3. Il résulte de l'instruction que Mme B, ressortissante marocaine née le 2 décembre 1983, est entrée en France en mars 2023 sous couvert d'un visa de court séjour et a sollicité, par courrier reçu en préfecture le 13 novembre 2023, la délivrance d'un premier titre de séjour sur le fondement des articles L. 423-23 et L. 435-1 du code de l'entrée et du séjour des étrangers et du droit d'asile. Elle sollicite la suspension de l'exécution de la décision implicite de rejet née le 13 mars 2024 du silence gardé par le préfet de la Gironde pendant un délai de quatre mois à compter du dépôt de sa demande.

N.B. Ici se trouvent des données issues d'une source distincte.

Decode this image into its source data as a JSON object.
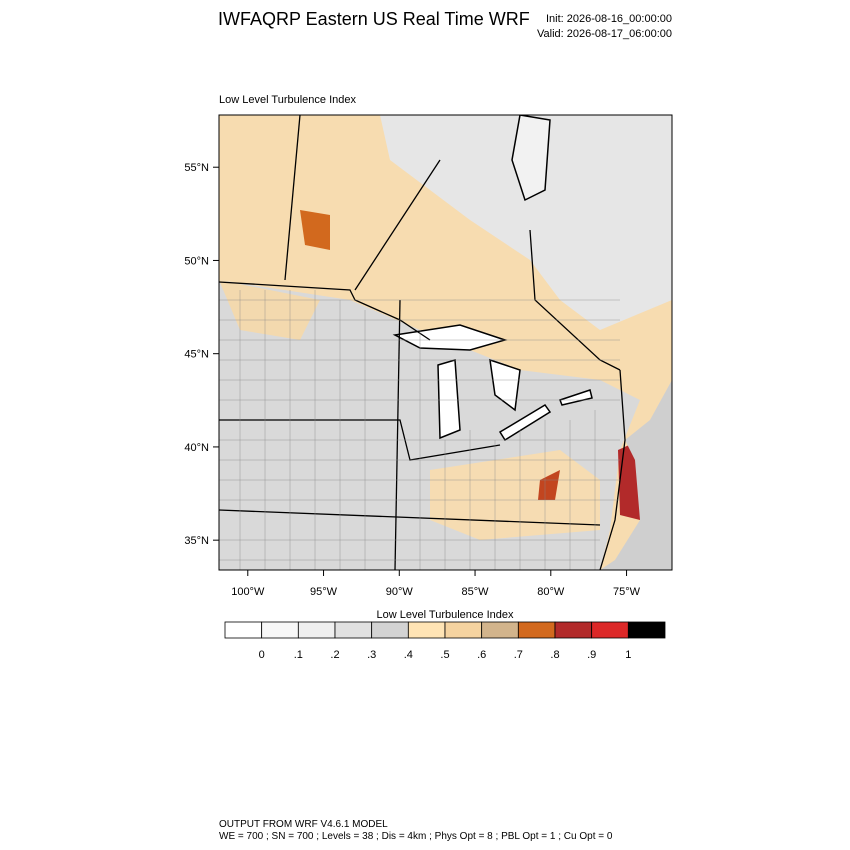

4. Mme B fait valoir la présence en France de ses deux enfants de nationalité française âgés de 22 et 13 ans, dont la plus jeune est scolarisée en France. Toutefois, il résulte de l'instruction que ses enfants résident sur le territoire français, chez la sœur de la requérante, qui est en situation régulière sur le territoire, depuis le 26 décembre 2021, alors que la requérante, qui résidait alors au Maroc, ne les a rejoints qu'en mars 2023. Il résulte également de l'instruction que Mme B n'exerce aucun emploi sur le territoire français. Mme B, qui demande la suspension de l'exécution de la décision prise par le préfet sur sa première demande de titre de séjour et qui, au demeurant, a présenté la présente requête près de cinq mois après l'intervention de cette décision, ne fait ainsi valoir aucune circonstance particulière caractérisant la nécessité pour elle de bénéficier à très bref délai d'une mesure provisoire dans l'attente d'une décision juridictionnelle statuant sur la légalité de la décision en litige. Dans ces circonstances, la condition d'urgence ne saurait être regardée comme remplie.

5. Il résulte de ce qui précède que la requête de Mme B doit être rejetée en toutes ses conclusions.

O R D O N N E :

Article 1er : La requête de Mme B est rejetée.

Article 2 : La présente ordonnance sera notifiée à Mme A B.

Fait à Bordeaux, le 6 août 2024.

La juge des référés,

S. JAOUËN

La République mande et ordonne au préfet de la Gironde en ce qui le concerne ou à tous commissaires de justice à ce requis en ce qui concerne les voies de droit commun, contre les parties privées, de pourvoir à l'exécution de la présente décision.